Moving microcapillary antibiotic susceptibility testing (mcAST) towards the clinic: unravelling kinetics of detection of uropathogenic E. coli, mass-manufacturing and usability for detection of urinary tract infections in human urine

Abstract

Innovation in infection based point-of-care (PoC) diagnostics is vital to avoid unnecessary use of antibiotics and the development of antimicrobial resistance. Several groups including our research team have in recent years successfully miniaturised phenotypic antibiotic susceptibility tests (AST) of isolated bacterial strains, providing validation that miniaturised AST can match conventional microbiological methods. Some studies have also shown the feasibility of direct testing (without isolation or purification), specifically for urinary tract infections, paving the way for direct microfluidic AST systems at PoC. As rate of bacteria growth is intrinsically linked to the temperature of incubation, transferring miniaturised AST nearer the patient requires building new capabilities in terms of temperature control at PoC, furthermore widespread clinical use will require mass-manufacturing of microfluidic test strips and direct testing of urine samples. This study shows for the first-time application of microcapillary antibiotic susceptibility testing (mcAST) directly from clinical samples, using minimal equipment and simple liquid handling, and with kinetics of growth recorded using a smartphone camera. A complete PoC–mcAST system was presented and tested using 12 clinical samples sent to a clinical laboratory for microbiological analysis.

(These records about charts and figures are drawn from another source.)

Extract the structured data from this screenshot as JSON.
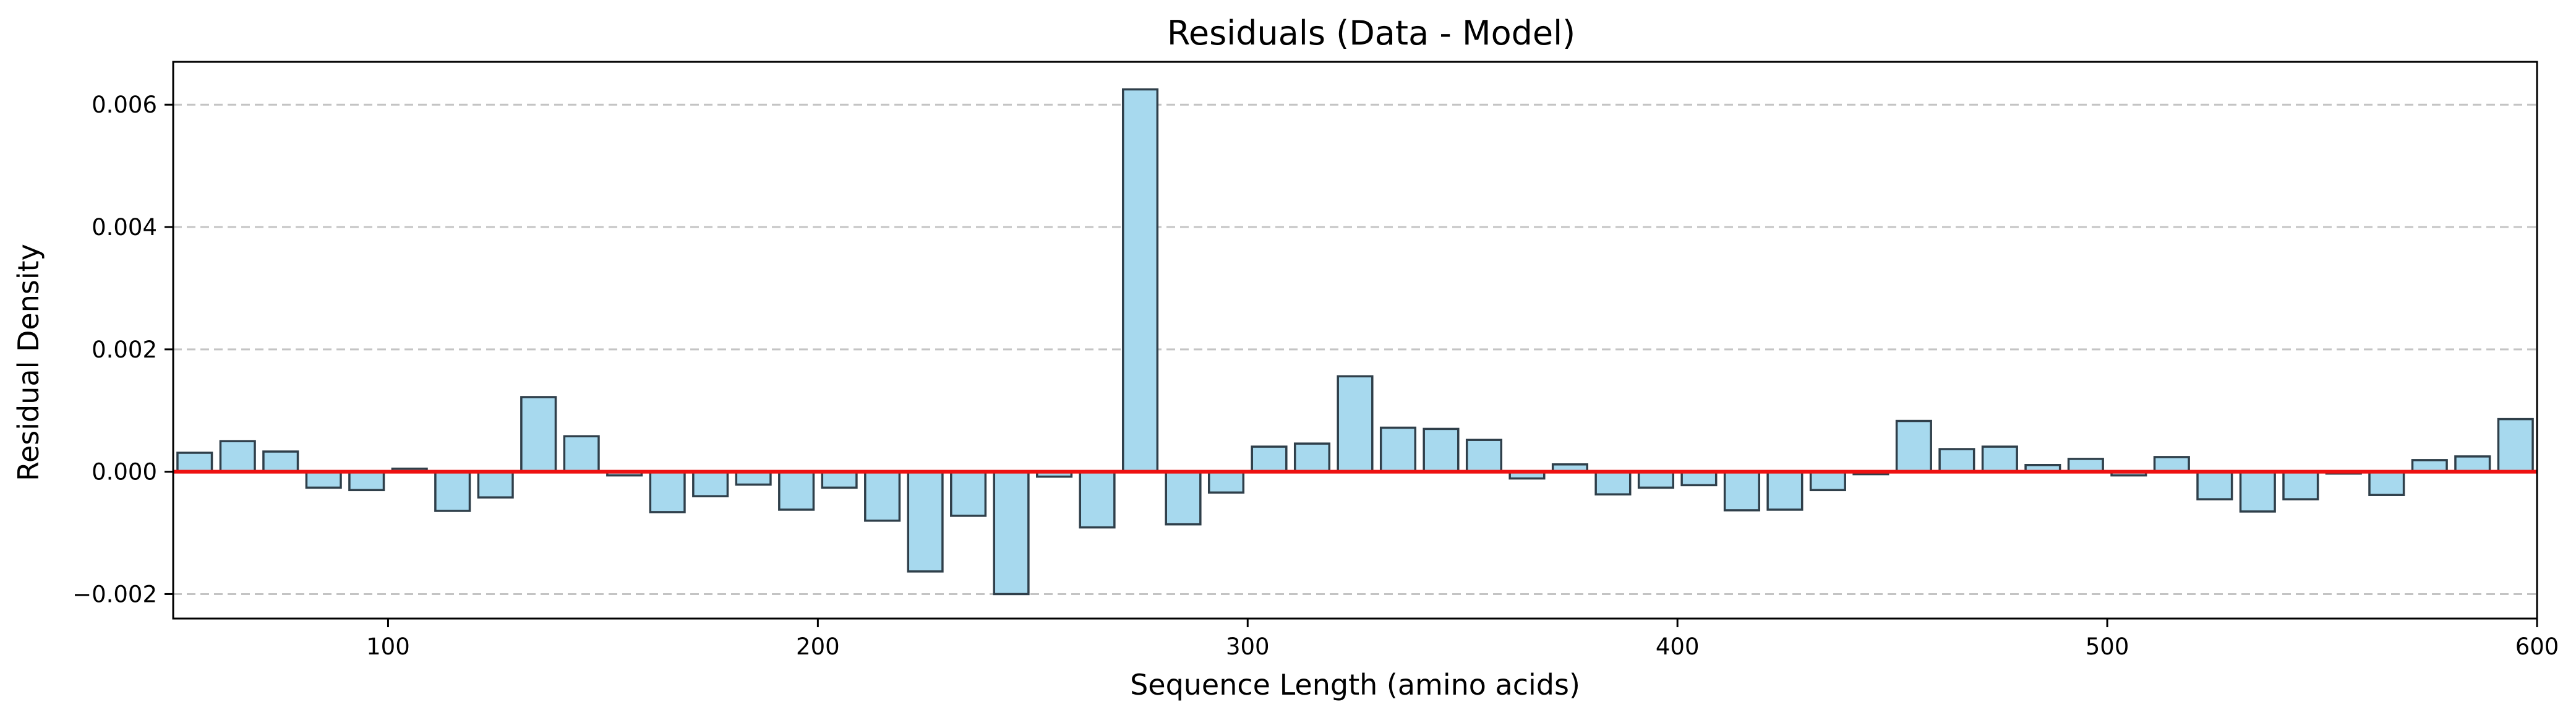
{
  "chart_data": {
    "type": "bar",
    "title": "Residuals (Data - Model)",
    "xlabel": "Sequence Length (amino acids)",
    "ylabel": "Residual Density",
    "xlim": [
      50,
      600
    ],
    "ylim": [
      -0.0024,
      0.0067
    ],
    "bin_width": 10,
    "x": [
      55,
      65,
      75,
      85,
      95,
      105,
      115,
      125,
      135,
      145,
      155,
      165,
      175,
      185,
      195,
      205,
      215,
      225,
      235,
      245,
      255,
      265,
      275,
      285,
      295,
      305,
      315,
      325,
      335,
      345,
      355,
      365,
      375,
      385,
      395,
      405,
      415,
      425,
      435,
      445,
      455,
      465,
      475,
      485,
      495,
      505,
      515,
      525,
      535,
      545,
      555,
      565,
      575,
      585,
      595
    ],
    "values": [
      0.00031,
      0.0005,
      0.00033,
      -0.00026,
      -0.0003,
      5e-05,
      -0.00064,
      -0.00042,
      0.00122,
      0.00058,
      -6e-05,
      -0.00066,
      -0.0004,
      -0.00021,
      -0.00062,
      -0.00026,
      -0.0008,
      -0.00163,
      -0.00072,
      -0.002,
      -8e-05,
      -0.00091,
      0.00625,
      -0.00086,
      -0.00034,
      0.00041,
      0.00046,
      0.00156,
      0.00072,
      0.0007,
      0.00052,
      -0.00011,
      0.00012,
      -0.00037,
      -0.00026,
      -0.00022,
      -0.00063,
      -0.00062,
      -0.0003,
      -4e-05,
      0.00083,
      0.00037,
      0.00041,
      0.00011,
      0.00021,
      -6e-05,
      0.00024,
      -0.00045,
      -0.00065,
      -0.00045,
      -3e-05,
      -0.00038,
      0.00019,
      0.00025,
      0.00086
    ],
    "x_ticks": [
      100,
      200,
      300,
      400,
      500,
      600
    ],
    "y_ticks": [
      -0.002,
      0.0,
      0.002,
      0.004,
      0.006
    ],
    "x_tick_labels": [
      "100",
      "200",
      "300",
      "400",
      "500",
      "600"
    ],
    "y_tick_labels": [
      "−0.002",
      "0.000",
      "0.002",
      "0.004",
      "0.006"
    ],
    "grid": "horizontal dashed",
    "reference_line": 0,
    "colors": {
      "bar_fill": "#a7d9ee",
      "bar_edge": "#2f3f4a",
      "zero_line": "#ee1111",
      "grid": "#c4c4c4"
    }
  }
}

The test showed 100% accuracy for determining bacteria in urine above the clinical threshold (5 out of 12 positive) and achieved 95% categorical agreement for 5 positive urines tested with 4 antibiotics (nitrofurantoin, ciprofloxacin, trimethoprim and cephalexin) within 6 h compared to the reference standard overnight AST method. A kinetic model is presented for metabolization of resazurin, demonstrating kinetics of degradation of resazurin in microcapillaries follow those observed for a microtiter plate, with time for AST dependent on the initial CFU ml⁻¹ of uropathogenic bacteria in the urine sample. In addition, we show for the first time that use of air-drying for mass-manufacturing and deposition of AST reagents within the inner surface of mcAST strips matches results obtained with standard AST methods. These results take mcAST a step closer to clinical application, for example as PoC support for antibiotic prescription decisions within a day.